The final environmental budget won praise from Eric Eikenberg, CEO of The Everglades Foundation. “This critical water infrastructure funding will advance restoration of our Everglades, create much-needed jobs, boost our state’s tourism-based economy and yield tangible health benefits for Floridians,” he said in a written statement.
“As our economy recovers from the effects of a global pandemic, the last thing we need is another toxic blue-green algae and red tide crisis, both of which have negative impacts on human health and cause respiratory issues. This funding has always been important, but it is more important now as we deal with the Coronavirus and its devastating health and economic impacts.”
Florida Democratic Party chair Terri Rizzo, however, complained the governor never consulted her party’s lawmakers.

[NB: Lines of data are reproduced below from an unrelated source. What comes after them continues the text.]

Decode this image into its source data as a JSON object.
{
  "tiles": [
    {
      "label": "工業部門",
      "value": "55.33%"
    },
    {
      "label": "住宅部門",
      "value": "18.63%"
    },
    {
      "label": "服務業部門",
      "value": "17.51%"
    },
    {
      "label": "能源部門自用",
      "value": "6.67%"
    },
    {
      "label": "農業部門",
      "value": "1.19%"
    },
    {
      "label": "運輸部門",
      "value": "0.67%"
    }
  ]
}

“From day one of the crisis, DeSantis has ignored public health experts and followed the lead of Donald Trump. The result has been a botched reopening and a recession in Florida,” she said in her own written statement.
“Today, we are seeing the results of DeSantis’ failures to lead. Without consulting the legislature or any elected Democratic leaders, Ron DeSantis made massive budget cuts that will impact the lives of all Floridians. DeSantis must own the consequences of these cuts, which will inevitably hurt our schools, our children, and our families.”
Dominic Calabro, head of the fiscal watchdog Florida TaxWatch, noted that 146 of the 180 projects and budget items identified his organization had identified as “budget turkeys,” or of questionable procedural justification, had been culled. The governor vetoed 518 member projects worth $264 million, he said.
Florida Senate President Bill Galvano issued a lengthy statement saying, in part:
“More than four months into this pandemic, the situation is still evolving, presenting new challenges on an almost daily basis. Despite these significant challenges, this balanced budget is a work product the people of Florida can be proud of. Key priorities are funded, and our state remains on solid financial footing heading into the new fiscal year.”
Chris Sprowles, the Pinellas County Republican slated to become speaker presuming his party retains control of the House this fall, had this to say on Twitter:
“@GovRonDeSantis played his constitutional role and did what was necessary to stabilize Florida’s budget. Everyone will be disappointed by something, but as we approach July 4th, let us remember that shared sacrifice in the face of an ongoing crisis is a heroic American value.”
Orlando House Democrat Anna Eskamani’s praised the governor for retaining pay raises for teachers and state workers, and for the environmental money.
“Unfortunately we could have avoided the major line-item vetoes if we did not move forward with a tax refund of $543 million to the state’s largest corporations in April,” she added.
“Hard-working Floridians will always lose if we continue to allow corporations to set the funding and policy agenda. Yes — more people are suffering because of COVID19, but the economic disparities many are feeling today have been the norm for far too many families for far too long. We will not stop fighting to build a better Florida for all.”